Francis remained faithful to the truth during 'pilgrimage' to Canada
National Post, 26 April 2025
Pope reminded us that reconciliation between peoples may include government policies and enormous spending but it can't be reduced to that
In their comments upon the death of Pope Francis, both Liberal Leader Mark Carney and Conservative Leader Pierre Poilievre referred to the Holy Father’s visit to Canada in 2022 — the “penitential pilgrimage,” in his characterization, to offer an apology related to Indigenous residential schools.
His visit to Canada was the longest of any trip during the pontificate, save for the Pope’s initial foreign trip to Brazil in 2013, only months after his election. By 2022, confined to a wheelchair, his decision to spend so much time in Canada — even going to Iqaluit — was a compliment to our country.

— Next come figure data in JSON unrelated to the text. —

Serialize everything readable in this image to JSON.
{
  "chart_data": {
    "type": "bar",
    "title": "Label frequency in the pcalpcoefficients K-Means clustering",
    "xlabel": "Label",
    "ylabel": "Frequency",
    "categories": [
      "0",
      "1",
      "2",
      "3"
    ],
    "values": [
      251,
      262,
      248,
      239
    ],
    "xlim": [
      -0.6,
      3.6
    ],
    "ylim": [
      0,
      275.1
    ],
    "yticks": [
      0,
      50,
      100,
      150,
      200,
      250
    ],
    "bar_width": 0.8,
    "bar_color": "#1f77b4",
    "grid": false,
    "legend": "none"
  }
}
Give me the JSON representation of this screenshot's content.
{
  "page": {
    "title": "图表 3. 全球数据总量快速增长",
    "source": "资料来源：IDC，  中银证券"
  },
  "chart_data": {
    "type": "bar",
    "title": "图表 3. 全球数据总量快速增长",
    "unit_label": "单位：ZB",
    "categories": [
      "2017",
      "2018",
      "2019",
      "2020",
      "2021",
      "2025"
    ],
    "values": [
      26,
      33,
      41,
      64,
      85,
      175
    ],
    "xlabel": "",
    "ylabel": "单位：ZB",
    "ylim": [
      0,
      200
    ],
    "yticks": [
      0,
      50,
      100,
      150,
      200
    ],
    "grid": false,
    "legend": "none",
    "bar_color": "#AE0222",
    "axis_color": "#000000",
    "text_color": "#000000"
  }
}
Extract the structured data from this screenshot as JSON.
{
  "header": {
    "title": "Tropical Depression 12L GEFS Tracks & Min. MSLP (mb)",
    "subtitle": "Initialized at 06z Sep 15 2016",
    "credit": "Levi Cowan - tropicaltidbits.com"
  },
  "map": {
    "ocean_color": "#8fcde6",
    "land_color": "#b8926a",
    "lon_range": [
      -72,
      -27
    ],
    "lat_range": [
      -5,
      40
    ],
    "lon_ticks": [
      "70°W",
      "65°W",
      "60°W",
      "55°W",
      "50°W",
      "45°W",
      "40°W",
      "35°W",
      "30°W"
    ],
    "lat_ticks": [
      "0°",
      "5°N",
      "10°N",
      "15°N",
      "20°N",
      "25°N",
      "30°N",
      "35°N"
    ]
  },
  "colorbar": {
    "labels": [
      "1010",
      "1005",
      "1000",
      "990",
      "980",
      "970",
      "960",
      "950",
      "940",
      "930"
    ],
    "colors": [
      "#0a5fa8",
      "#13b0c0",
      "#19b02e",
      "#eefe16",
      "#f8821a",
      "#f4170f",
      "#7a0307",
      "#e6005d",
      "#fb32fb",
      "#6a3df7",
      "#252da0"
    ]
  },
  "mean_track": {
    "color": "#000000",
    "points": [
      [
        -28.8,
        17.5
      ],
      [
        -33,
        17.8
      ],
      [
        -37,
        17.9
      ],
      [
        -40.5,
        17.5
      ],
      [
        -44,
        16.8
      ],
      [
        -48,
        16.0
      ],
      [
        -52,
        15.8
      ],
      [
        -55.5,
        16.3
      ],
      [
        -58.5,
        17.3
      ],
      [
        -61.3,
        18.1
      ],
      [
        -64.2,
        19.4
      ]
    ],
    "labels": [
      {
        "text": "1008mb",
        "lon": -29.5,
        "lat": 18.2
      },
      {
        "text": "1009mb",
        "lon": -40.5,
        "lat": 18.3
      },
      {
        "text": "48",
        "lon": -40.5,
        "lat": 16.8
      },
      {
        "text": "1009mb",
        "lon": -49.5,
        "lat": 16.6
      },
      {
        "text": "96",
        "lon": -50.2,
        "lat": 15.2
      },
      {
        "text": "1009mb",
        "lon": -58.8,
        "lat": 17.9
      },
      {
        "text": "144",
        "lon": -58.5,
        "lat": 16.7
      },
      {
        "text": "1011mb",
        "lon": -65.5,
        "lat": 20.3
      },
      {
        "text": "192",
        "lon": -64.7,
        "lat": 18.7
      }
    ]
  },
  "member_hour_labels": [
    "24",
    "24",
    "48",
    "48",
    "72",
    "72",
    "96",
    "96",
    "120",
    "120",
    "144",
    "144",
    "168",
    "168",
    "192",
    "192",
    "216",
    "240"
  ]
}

That visit bears remembering. After Justin Trudeau, Canada will have to decide whether Indigenous reconciliation means continuing his denigration of Canadian history as a brutal, criminal, genocidal enterprise. Pope Francis came to Canada with a different approach.

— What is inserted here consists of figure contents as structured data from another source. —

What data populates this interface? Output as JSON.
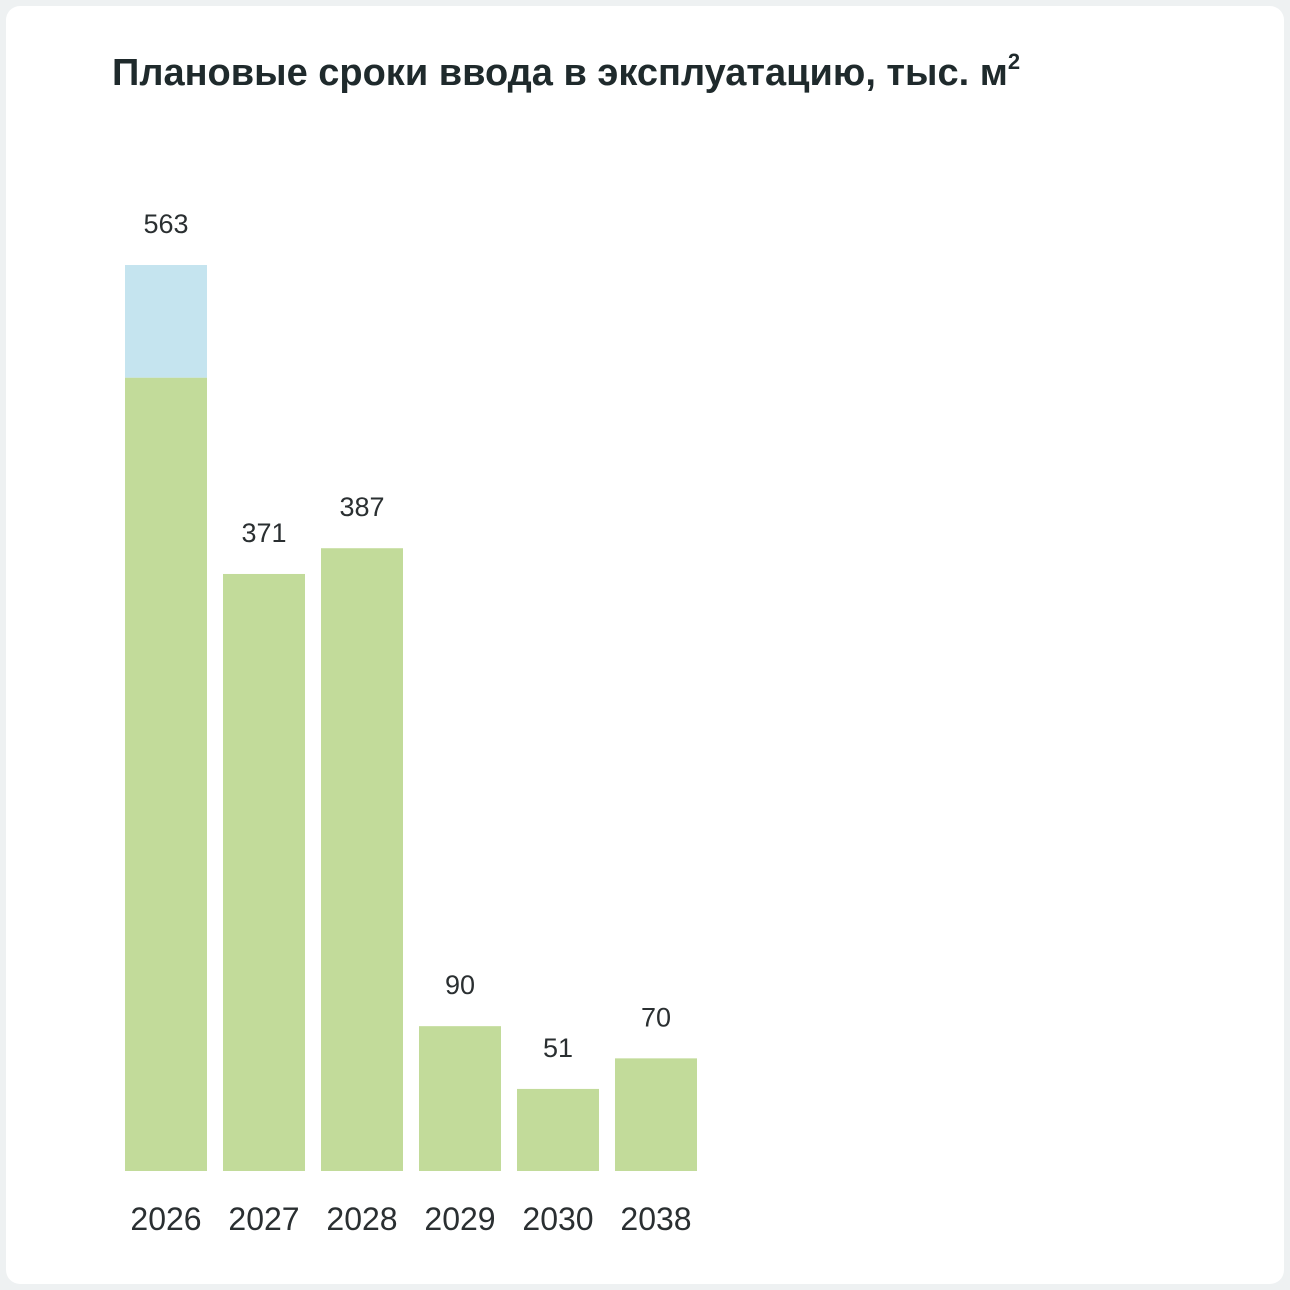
{
  "title": {
    "text": "Плановые сроки ввода в эксплуатацию, тыс. м",
    "superscript": "2"
  },
  "chart_data": {
    "type": "bar",
    "stacked": true,
    "title": "Плановые сроки ввода в эксплуатацию, тыс. м²",
    "categories": [
      "2026",
      "2027",
      "2028",
      "2029",
      "2030",
      "2038"
    ],
    "totals": [
      563,
      371,
      387,
      90,
      51,
      70
    ],
    "series": [
      {
        "values": [
          493,
          371,
          387,
          90,
          51,
          70
        ],
        "color": "#c2db9a"
      },
      {
        "values": [
          70,
          0,
          0,
          0,
          0,
          0
        ],
        "color": "#c5e4ef"
      }
    ],
    "ylim": [
      0,
      563
    ],
    "grid": false,
    "legend": "none"
  }
}
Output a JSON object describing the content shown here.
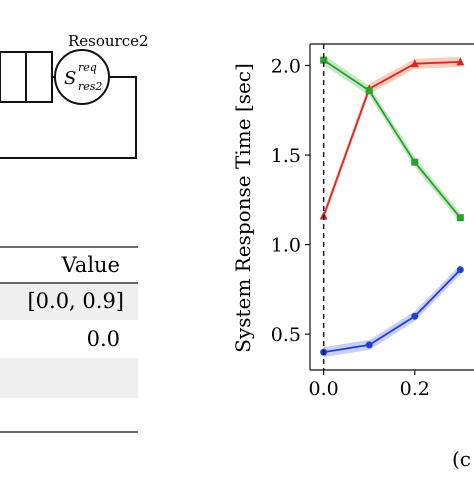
{
  "diagram": {
    "resource_label": "Resource2",
    "service_symbol": "S",
    "service_sup": "req",
    "service_sub": "res2"
  },
  "table": {
    "header": "Value",
    "rows": [
      "[0.0, 0.9]",
      "0.0",
      "",
      ""
    ]
  },
  "chart_data": {
    "type": "line",
    "ylabel": "System Response Time [sec]",
    "xlabel": "",
    "subplot_label_fragment": "(c",
    "xlim": [
      -0.03,
      0.33
    ],
    "ylim": [
      0.3,
      2.12
    ],
    "xticks": [
      0.0,
      0.2
    ],
    "xtick_labels": [
      "0.0",
      "0.2"
    ],
    "yticks": [
      0.5,
      1.0,
      1.5,
      2.0
    ],
    "ytick_labels": [
      "0.5",
      "1.0",
      "1.5",
      "2.0"
    ],
    "vline_x": 0.0,
    "grid": false,
    "series": [
      {
        "color": "#d62728",
        "band": "#f4a582",
        "marker": "triangle",
        "x": [
          0.0,
          0.1,
          0.2,
          0.3
        ],
        "y": [
          1.16,
          1.87,
          2.01,
          2.02
        ]
      },
      {
        "color": "#2ca02c",
        "band": "#98d598",
        "marker": "square",
        "x": [
          0.0,
          0.1,
          0.2,
          0.3
        ],
        "y": [
          2.03,
          1.86,
          1.46,
          1.15
        ]
      },
      {
        "color": "#1f3fd6",
        "band": "#9fa8f0",
        "marker": "circle",
        "x": [
          0.0,
          0.1,
          0.2,
          0.3
        ],
        "y": [
          0.4,
          0.44,
          0.6,
          0.86
        ]
      }
    ]
  }
}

During an airborne press conference returning to Rome, the Holy Father casually accepted the term “genocide” in response to a journalist’s question. That was a mistake. His prepared addresses were careful, balanced and more faithful to truth and reconciliation than the proposals of the eponymous commission.
“In-depth study shows that, on the one hand, some men and women of the Church were among the most decisive and courageous supporters of the dignity of the Indigenous peoples, coming to their defence and contributing to raising awareness of their languages and cultures,” Pope Francis said. “On the other hand, there was unfortunately no shortage of Christians, that is, priests, men and women religious and laypeople, who participated in programs that today we understand are unacceptable and also contrary to the Gospel. And this is why I went to ask for forgiveness, on behalf of the Church.”
He made the point that the residential schools were a project of the state, that it was “a deplorable system, promoted by the governmental authorities of the time.”
The truth is that religious institutions took part in a government project; the root problem was too much co-operation with state power arrayed against Indigenous families.
The significance of the 2022 visit was not the papal apology, per se. Pope Benedict XVI had offered an apology in 2009, before the Truth and Reconciliation Commission even began its work. The Catholic religious order most involved in residential schools, the Oblates of Mary Immaculate, offered a comprehensive four-page apology in 1991, long before most Canadians were familiar with the issue.
The important contribution of the 2022 visit — neglected even by many Catholic leaders — was that Pope Francis insisted on telling the truth in its fullness, acknowledging the Christian faith of most Indigenous Canadians. The wound of residential schools is a wound within the household of faith. Reconciliation is not a matter of Catholic institutions negotiating with an external party. It is a matter of reconciliation within the body of Christ.
The most beautiful address of the visit was in Edmonton at an Indigenous Catholic parish, where Pope Francis spoke in the language of faith, not the words of government bureaucracy.
“On the cross, Christ reconciles and brings back together everything that seemed unthinkable and unforgivable; he embraces everyone and everything,” he said. “Everyone and everything! Indigenous peoples attribute a powerful cosmic significance to the (four directions), seen not only as geographical reference points but also as dimensions that embrace all reality and indicate the way to heal it.”